Our findings expand the available evidence on the safety of TAK-003 in European travelers and highlight the need to continue assessing its impact, effectiveness and long-term safety.
— Jose Muñoz, ISGlobal researcher and head of the International Health Service at Hospital Clínic Barcelona
The Hearth Conversation Another angle on the story
Inventor

Why does dengue vaccine safety in travelers matter so much? Isn't dengue just another tropical disease?

Model

Dengue infects more than half the world's population in endemic zones, and it's become the leading cause of fever in travelers heading there. Without a safe vaccine, millions of people traveling for work or family have no protection. The disease is spreading faster because of climate change and global mobility.

Inventor

So TAK-003 is new.
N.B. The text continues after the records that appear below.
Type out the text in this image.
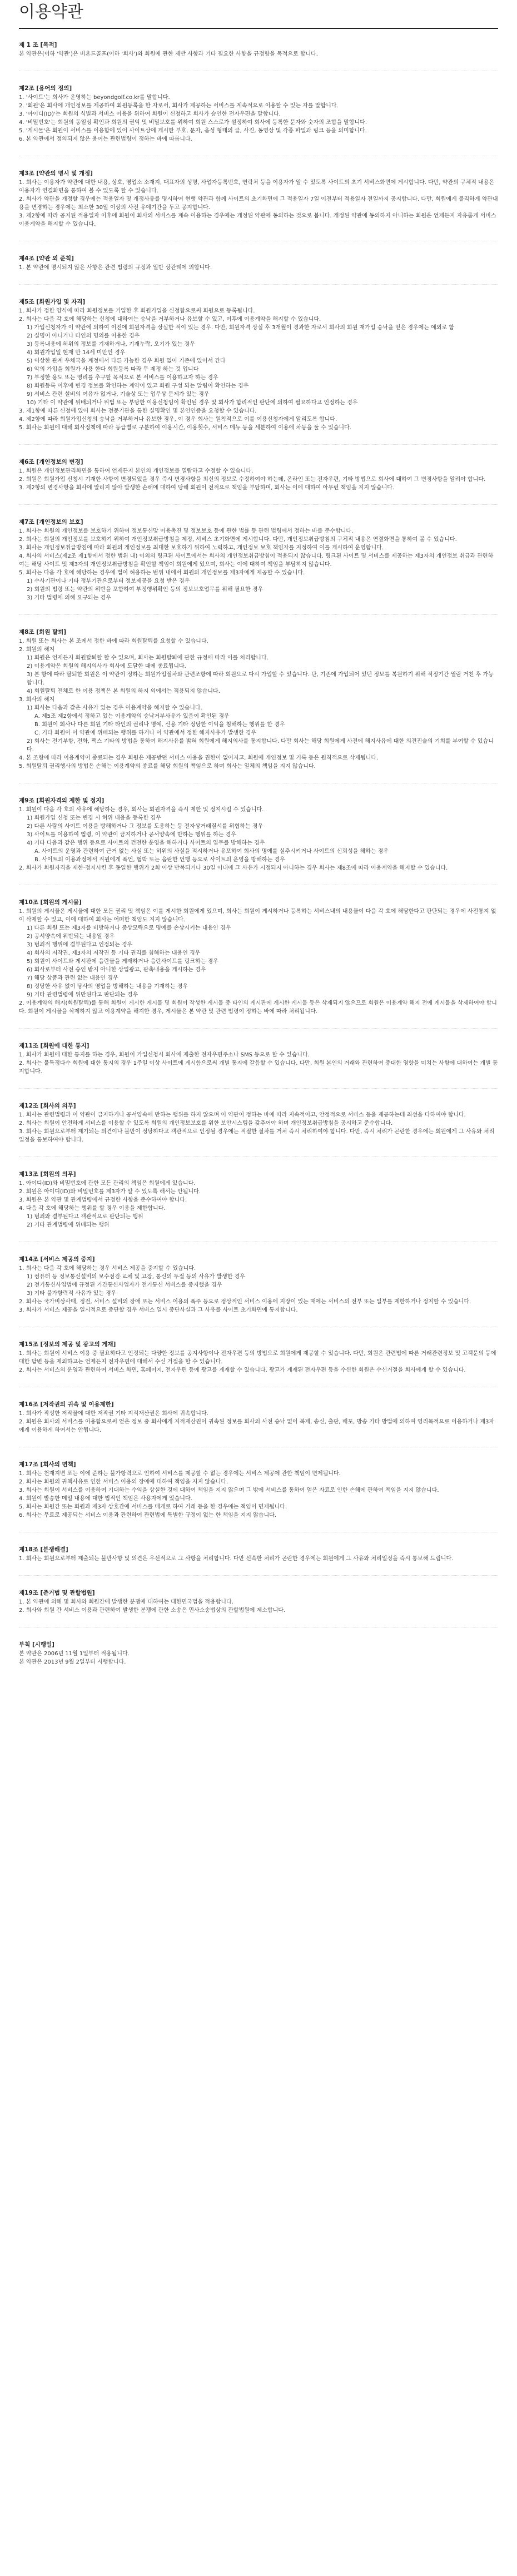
이용약관
제 1 조 [목적]

본 약관은(이하 '약관')은 비욘드골프(이하 '회사')와 회원에 관한 제반 사항과 기타 필요한 사항을 규정함을 목적으로 합니다.

제2조 [용어의 정의]

1. '사이트'는 회사가 운영하는 beyondgolf.co.kr를 말합니다.

2. '회원'은 회사에 개인정보를 제공하여 회원등록을 한 자로서, 회사가 제공하는 서비스를 계속적으로 이용할 수 있는 자를 말합니다.

3. '아이디(ID)'는 회원의 식별과 서비스 이용을 위하여 회원이 신청하고 회사가 승인한 전자우편을 말합니다.

4. '비밀번호'는 회원의 동일성 확인과 회원의 권익 및 비밀보호를 위하여 회원 스스로가 설정하여 회사에 등록한 문자와 숫자의 조합을 말합니다.

5. '게시물'은 회원이 서비스를 이용함에 있어 사이트상에 게시한 부호, 문자, 음성 형태의 글, 사진, 동영상 및 각종 파일과 링크 등을 의미합니다.

6. 본 약관에서 정의되지 않은 용어는 관련법령이 정하는 바에 따릅니다.

제3조 [약관의 명시 및 개정]

1. 회사는 이용자가 약관에 대한 내용, 상호, 영업소 소재지, 대표자의 성명, 사업자등록번호, 연락처 등을 이용자가 알 수 있도록 사이트의 초기 서비스화면에 게시합니다. 다만, 약관의 구체적 내용은 이용자가 연결화면을 통하여 볼 수 있도록 할 수 있습니다.

2. 회사가 약관을 개정할 경우에는 적용일자 및 개정사유를 명시하여 현행 약관과 함께 사이트의 초기화면에 그 적용일자 7일 이전부터 적용일자 전일까지 공지합니다. 다만, 회원에게 불리하게 약관내용을 변경하는 경우에는 최소한 30일 이상의 사전 유예기간을 두고 공지합니다.

3. 제2항에 따라 공지된 적용일자 이후에 회원이 회사의 서비스를 계속 이용하는 경우에는 개정된 약관에 동의하는 것으로 봅니다. 개정된 약관에 동의하지 아니하는 회원은 언제든지 자유롭게 서비스 이용계약을 해지할 수 있습니다.

제4조 [약관 외 준칙]

1. 본 약관에 명시되지 않은 사항은 관련 법령의 규정과 일반 상관례에 의합니다.

제5조 [회원가입 및 자격]

1. 회사가 정한 양식에 따라 회원정보를 기입한 후 회원가입을 신청함으로써 회원으로 등록됩니다.

2. 회사는 다음 각 호에 해당하는 신청에 대하여는 승낙을 거부하거나 유보할 수 있고, 이후에 이용계약을 해지할 수 있습니다.

1) 가입신청자가 이 약관에 의하여 이전에 회원자격을 상실한 적이 있는 경우. 다만, 회원자격 상실 후 3개월이 경과한 자로서 회사의 회원 재가입 승낙을 얻은 경우에는 예외로 함

2) 실명이 아니거나 타인의 명의를 이용한 경우

3) 등록내용에 허위의 정보를 기재하거나, 기재누락, 오기가 있는 경우

4) 회원가입일 현재 만 14세 미만인 경우

5) 이상한 관계 우체국을 계정에서 다른 가능한 경우 회원 없이 기존에 있어서 간다

6) 악의 가입을 회원가 사용 한다 회원등록 따라 무 제정 하는 것 입니다

7) 부정한 용도 또는 영리를 추구할 목적으로 본 서비스를 이용하고자 하는 경우

8) 회원등록 이후에 변경 정보를 확인하는 계약이 있고 회원 구성 되는 알림이 확인하는 경우

9) 서비스 관련 설비의 여유가 없거나, 기술상 또는 업무상 문제가 있는 경우

10) 기타 이 약관에 위배되거나 위법 또는 부당한 이용신청임이 확인된 경우 및 회사가 합리적인 판단에 의하여 필요하다고 인정하는 경우

3. 제1항에 따른 신청에 있어 회사는 전문기관을 통한 실명확인 및 본인인증을 요청할 수 있습니다.

4. 제2항에 따라 회원가입신청의 승낙을 거부하거나 유보한 경우, 이 경우 회사는 원칙적으로 이를 이용신청자에게 알리도록 합니다.

5. 회사는 회원에 대해 회사정책에 따라 등급별로 구분하여 이용시간, 이용횟수, 서비스 메뉴 등을 세분하여 이용에 차등을 둘 수 있습니다.

제6조 [개인정보의 변경]

1. 회원은 개인정보관리화면을 통하여 언제든지 본인의 개인정보를 열람하고 수정할 수 있습니다.

2. 회원은 회원가입 신청시 기재한 사항이 변경되었을 경우 즉시 변경사항을 최신의 정보로 수정하여야 하는데, 온라인 또는 전자우편, 기타 방법으로 회사에 대하여 그 변경사항을 알려야 합니다.

3. 제2항의 변경사항을 회사에 알리지 않아 발생한 손해에 대하여 당해 회원이 전적으로 책임을 부담하며, 회사는 이에 대하여 아무런 책임을 지지 않습니다.

제7조 [개인정보의 보호]

1. 회사는 회원의 개인정보를 보호하기 위하여 정보통신망 이용촉진 및 정보보호 등에 관한 법률 등 관련 법령에서 정하는 바를 준수합니다.

2. 회사는 회원의 개인정보를 보호하기 위하여 개인정보취급방침을 제정, 서비스 초기화면에 게시합니다. 다만, 개인정보취급방침의 구체적 내용은 연결화면을 통하여 볼 수 있습니다.

3. 회사는 개인정보취급방침에 따라 회원의 개인정보를 최대한 보호하기 위하여 노력하고, 개인정보 보호 책임자를 지정하여 이를 게시하여 운영합니다.

4. 회사의 서비스(제2조 제1항에서 정한 범위 내) 이외의 링크된 사이트에서는 회사의 개인정보취급방침이 적용되지 않습니다. 링크된 사이트 및 서비스를 제공하는 제3자의 개인정보 취급과 관련하여는 해당 사이트 및 제3자의 개인정보취급방침을 확인할 책임이 회원에게 있으며, 회사는 이에 대하여 책임을 부담하지 않습니다.

5. 회사는 다음 각 호에 해당하는 경우에 법이 허용하는 범위 내에서 회원의 개인정보를 제3자에게 제공할 수 있습니다.

1) 수사기관이나 기타 정부기관으로부터 정보제공을 요청 받은 경우

2) 회원의 법령 또는 약관의 위반을 포함하여 부정행위확인 등의 정보보호업무를 위해 필요한 경우

3) 기타 법령에 의해 요구되는 경우

제8조 [회원 탈퇴]

1. 회원 또는 회사는 본 조에서 정한 바에 따라 회원탈퇴를 요청할 수 있습니다.

2. 회원의 해지

1) 회원은 언제든지 회원탈퇴할 할 수 있으며, 회사는 회원탈퇴에 관한 규정에 따라 이를 처리합니다.

2) 이용계약은 회원의 해지의사가 회사에 도달한 때에 종료됩니다.

3) 본 항에 따라 탈퇴한 회원은 이 약관이 정하는 회원가입절차와 관련조항에 따라 회원으로 다시 가입할 수 있습니다. 단, 기존에 가입되어 있던 정보를 복원하기 위해 적정기간 열람 거친 후 가능합니다.

4) 회원탈퇴 전체로 한 이용 정책은 본 회원의 하지 외에서는 적용되지 않습니다.

3. 회사의 해지

1) 회사는 다음과 같은 사유가 있는 경우 이용계약을 해지할 수 있습니다.

A. 제5조 제2항에서 정하고 있는 이용계약의 승낙거부사유가 있음이 확인된 경우

B. 회원이 회사나 다른 회원 기타 타인의 권리나 명예, 신용 기타 정당한 이익을 침해하는 행위를 한 경우

C. 기타 회원이 이 약관에 위배되는 행위를 하거나 이 약관에서 정한 해지사유가 발생한 경우

2) 회사는 전기부항, 전화, 팩스 기타의 방법을 통하여 해지사유를 밝혀 회원에게 해지의사를 통지합니다. 다만 회사는 해당 회원에게 사전에 해지사유에 대한 의견진술의 기회를 부여할 수 있습니다.

4. 본 조항에 따라 이용계약이 종료되는 경우 회원은 제공받던 서비스 이용을 권한이 없어지고, 회원에 개인정보 및 기록 등은 원칙적으로 삭제됩니다.

5. 회원탈퇴 권리행사의 방법은 손해는 이용계약의 종료를 해당 회원의 책임으로 하며 회사는 일체의 책임을 지지 않습니다.

제9조 [회원자격의 제한 및 정지]

1. 회원이 다음 각 호의 사유에 해당하는 경우, 회사는 회원자격을 즉시 제한 및 정지시킬 수 있습니다.

1) 회원가입 신청 또는 변경 시 허위 내용을 등록한 경우

2) 다른 사람의 사이트 이용을 방해하거나 그 정보를 도용하는 등 전자상거래질서를 위협하는 경우

3) 사이트를 이용하여 법령, 이 약관이 금지하거나 공서양속에 반하는 행위를 하는 경우

4) 기타 다음과 같은 행위 등으로 사이트의 건전한 운영을 해하거나 사이트의 업무를 방해하는 경우

A. 사이트의 운영과 관련하여 근거 없는 사실 또는 허위의 사실을 적시하거나 유포하여 회사의 명예를 실추시키거나 사이트의 신뢰성을 해하는 경우

B. 사이트의 이용과정에서 직원에게 폭언, 협박 또는 음란한 언행 등으로 사이트의 운영을 방해하는 경우

2. 회사가 회원자격을 제한·정지시킨 후 동일한 행위가 2회 이상 반복되거나 30일 이내에 그 사유가 시정되지 아니하는 경우 회사는 제8조에 따라 이용계약을 해지할 수 있습니다.

제10조 [회원의 게시물]

1. 회원의 게시물은 게시물에 대한 모든 권리 및 책임은 이를 게시한 회원에게 있으며, 회사는 회원이 게시하거나 등록하는 서비스내의 내용물이 다음 각 호에 해당한다고 판단되는 경우에 사전통지 없이 삭제할 수 있고, 이에 대하여 회사는 어떠한 책임도 지지 않습니다.

1) 다른 회원 또는 제3자를 비방하거나 중상모략으로 명예를 손상시키는 내용인 경우

2) 공서양속에 위반되는 내용일 경우

3) 범죄적 행위에 결부된다고 인정되는 경우

4) 회사의 저작권, 제3자의 저작권 등 기타 권리를 침해하는 내용인 경우

5) 회원이 사이트와 게시판에 음란물을 게재하거나 음란사이트를 링크하는 경우

6) 회사로부터 사전 승인 받지 아니한 상업광고, 판촉내용을 게시하는 경우

7) 해당 상품과 관련 없는 내용인 경우

8) 정당한 사유 없이 당사의 영업을 방해하는 내용을 기재하는 경우

9) 기타 관련법령에 위반된다고 판단되는 경우

2. 이용계약의 해지(회원탈퇴)를 통해 회원이 게시한 게시물 및 회원이 작성한 게시물 중 타인의 게시판에 게시한 게시물 등은 삭제되지 않으므로 회원은 이용계약 해지 전에 게시물을 삭제하여야 합니다. 회원이 게시물을 삭제하지 않고 이용계약을 해지한 경우, 게시물은 본 약관 및 관련 법령이 정하는 바에 따라 처리됩니다.

제11조 [회원에 대한 통지]

1. 회사가 회원에 대한 통지를 하는 경우, 회원이 가입신청시 회사에 제출한 전자우편주소나 SMS 등으로 할 수 있습니다.

2. 회사는 불특정다수 회원에 대한 통지의 경우 1주일 이상 사이트에 게시함으로써 개별 통지에 갈음할 수 있습니다. 다만, 회원 본인의 거래와 관련하여 중대한 영향을 미치는 사항에 대하여는 개별 통지합니다.

제12조 [회사의 의무]

1. 회사는 관련법령과 이 약관이 금지하거나 공서양속에 반하는 행위를 하지 않으며 이 약관이 정하는 바에 따라 지속적이고, 안정적으로 서비스 등을 제공하는데 최선을 다하여야 합니다.

2. 회사는 회원이 안전하게 서비스를 이용할 수 있도록 회원의 개인정보보호를 위한 보안시스템을 갖추어야 하며 개인정보취급방침을 공시하고 준수합니다.

3. 회사는 회원으로부터 제기되는 의견이나 불만이 정당하다고 객관적으로 인정될 경우에는 적절한 절차를 거쳐 즉시 처리하여야 합니다. 다만, 즉시 처리가 곤란한 경우에는 회원에게 그 사유와 처리일정을 통보하여야 합니다.

제13조 [회원의 의무]

1. 아이디(ID)와 비밀번호에 관한 모든 관리의 책임은 회원에게 있습니다.

2. 회원은 아이디(ID)와 비밀번호를 제3자가 알 수 있도록 해서는 안됩니다.

3. 회원은 본 약관 및 관계법령에서 규정한 사항을 준수하여야 합니다.

4. 다음 각 호에 해당하는 행위를 할 경우 이용을 제한합니다.

1) 범죄와 결부된다고 객관적으로 판단되는 행위

2) 기타 관계법령에 위배되는 행위

제14조 [서비스 제공의 중지]

1. 회사는 다음 각 호에 해당하는 경우 서비스 제공을 중지할 수 있습니다.

1) 컴퓨터 등 정보통신설비의 보수점검·교체 및 고장, 통신의 두절 등의 사유가 발생한 경우

2) 전기통신사업법에 규정된 기간통신사업자가 전기통신 서비스를 중지했을 경우

3) 기타 불가항력적 사유가 있는 경우

2. 회사는 국가비상사태, 정전, 서비스 설비의 장애 또는 서비스 이용의 폭주 등으로 정상적인 서비스 이용에 지장이 있는 때에는 서비스의 전부 또는 일부를 제한하거나 정지할 수 있습니다.

3. 회사가 서비스 제공을 일시적으로 중단할 경우 서비스 일시 중단사실과 그 사유를 사이트 초기화면에 통지합니다.

제15조 [정보의 제공 및 광고의 게재]

1. 회사는 회원이 서비스 이용 중 필요하다고 인정되는 다양한 정보를 공지사항이나 전자우편 등의 방법으로 회원에게 제공할 수 있습니다. 다만, 회원은 관련법에 따른 거래관련정보 및 고객문의 등에 대한 답변 등을 제외하고는 언제든지 전자우편에 대해서 수신 거절을 할 수 있습니다.

2. 회사는 서비스의 운영과 관련하여 서비스 화면, 홈페이지, 전자우편 등에 광고를 게재할 수 있습니다. 광고가 게재된 전자우편 등을 수신한 회원은 수신거절을 회사에게 할 수 있습니다.

제16조 [저작권의 귀속 및 이용제한]

1. 회사가 작성한 저작물에 대한 저작권 기타 지적재산권은 회사에 귀속합니다.

2. 회원은 회사의 서비스를 이용함으로써 얻은 정보 중 회사에게 지적재산권이 귀속된 정보를 회사의 사전 승낙 없이 복제, 송신, 출판, 배포, 방송 기타 방법에 의하여 영리목적으로 이용하거나 제3자에게 이용하게 하여서는 안됩니다.

제17조 [회사의 면책]

1. 회사는 천재지변 또는 이에 준하는 불가항력으로 인하여 서비스를 제공할 수 없는 경우에는 서비스 제공에 관한 책임이 면제됩니다.

2. 회사는 회원의 귀책사유로 인한 서비스 이용의 장애에 대하여 책임을 지지 않습니다.

3. 회사는 회원이 서비스를 이용하여 기대하는 수익을 상실한 것에 대하여 책임을 지지 않으며 그 밖에 서비스를 통하여 얻은 자료로 인한 손해에 관하여 책임을 지지 않습니다.

4. 회원이 발송한 메일 내용에 대한 법적인 책임은 사용자에게 있습니다.

5. 회사는 회원간 또는 회원과 제3자 상호간에 서비스를 매개로 하여 거래 등을 한 경우에는 책임이 면제됩니다.

6. 회사는 무료로 제공되는 서비스 이용과 관련하여 관련법에 특별한 규정이 없는 한 책임을 지지 않습니다.

제18조 [분쟁해결]

1. 회사는 회원으로부터 제출되는 불만사항 및 의견은 우선적으로 그 사항을 처리합니다. 다만 신속한 처리가 곤란한 경우에는 회원에게 그 사유와 처리일정을 즉시 통보해 드립니다.

제19조 [준거법 및 관할법원]

1. 본 약관에 의해 및 회사와 회원간에 발생한 분쟁에 대하여는 대한민국법을 적용합니다.

2. 회사와 회원 간 서비스 이용과 관련하여 발생한 분쟁에 관한 소송은 민사소송법상의 관할법원에 제소합니다.

부칙 [시행일]

본 약관은 2006년 11월 1일부터 적용됩니다.

본 약관은 2013년 9월 2일부터 시행합니다.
What was the gap in the evidence before this study?

Model

The vaccine had been tested in endemic populations, but we had very little data on how it performed in people from non-endemic regions—especially older adults, people with chronic illnesses, and those getting multiple vaccines at once. Those groups are exactly who travel and need protection.

Inventor

And what did the study actually show?

Model

Across nearly 1,900 doses in over a thousand travelers, there were zero serious adverse events. Most people had mild symptoms like arm pain or headache, and those reactions got less common after the second dose. The vaccine proved safe even in people over 60 and those with pre-existing conditions.

Inventor

Were there any surprises—groups that did react more?

Model

Women reported more adverse effects, though mostly localized. People with prior dengue infection had more systemic reactions like fever. And those getting the yellow fever vaccine at the same time had higher rates. But again, nothing serious—just more noticeable symptoms in certain groups.

Inventor

What does this mean for someone planning a trip to a dengue zone?

Model

It means they can get vaccinated with confidence. And practically, they can get TAK-003 alongside other travel vaccines in one visit, which makes it more likely people will actually get protected before they leave.